Bu aralar her ne kadar CNN Türk, Haber Türk, NTV gibi televizyon kanallarının tartışma programlarından uzak dursam da önceden baya sıkı takipçisiydim. Bu programlarda son zamanlarda dikkatimi çeken konular her hafta farklı ama programa katılan isimler aynı. Diyorum ki bir insan nasıl her konu hakkında fikir sahibi olabilir. Aynı isim S-400’ü konuşuyor, dolar artıyor konuşuyor, terör olayları oluyor konuşuyor, turizm kötüye gidiyor konuşuyor, eğitim ile ilgili problemlerimiz oluyor konuşuyor, uluslararası ilişkiler ile ilgili konuşuyor ve hiç susmuyor.

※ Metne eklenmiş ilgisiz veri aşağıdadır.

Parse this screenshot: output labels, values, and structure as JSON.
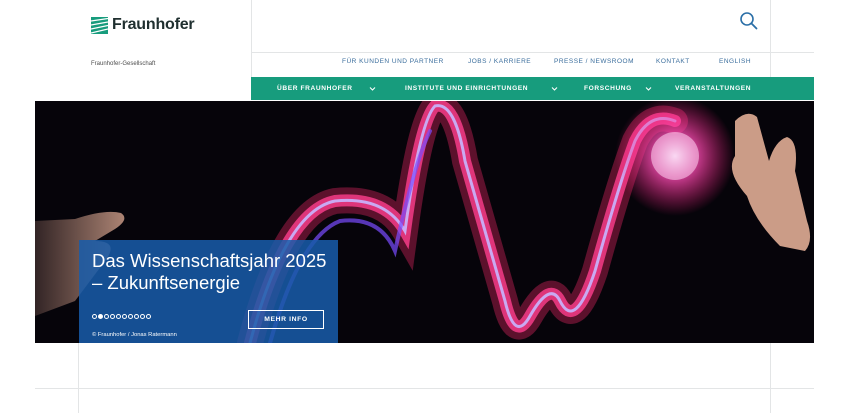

Twitter’da takip ettiğim bir programcının size öz geçmiş bölümüne yazdığını hiç bozmadan yazıyorum: Siyaset bilimci, Uluslararası ilişkiler uzmanı, mütercim, gazeteci, yazar, tarihçi, ekonomist… Şimdi baktığımızda siyaset bilimi ve uluslararası ilişkiler ve tarih bağlantılı (hepsi ayrı ayrı bir uzmanlık alanı) ve bu konularda uzmanlık derecesinde ilgilenirken aynı anda ekonomist nasıl olunuyor anlamış değilim. İlgi alanımız olabilir bunu gayet doğal karşılıyorum ama direkt ekonomistim diyorsak yüzeysel değil akademik olarak bilgi sahibi olmamız gerekiyor. Ayşe Böhürler’in Türk Kahvesi programına konuk olan Sayın Dr. Mehmet Genç hocamız yazdığı kitabın sadece ilk 10 sayfasını 10 yılda bitirdiğini söylüyor. Tek bir alanda derinleşerek çalışmayı tercih ediyor. Programa çıkan misafirlerimiz ise her konu hakkında bilgi sahibi olmasını halen anlamış değilim.
Bir kelime ile hayatımızı daha güzel ve polemikten uzak hale getirebiliriz: Bilmiyorum. Sanırım bunu öğrenmemiz gerekiyor. Bilmediğimizde susmak, öğrendikten ve derinlemesine araştırdıktan sonra tartışıp yorum yapmak eminim bizi daha mutlu edecektir.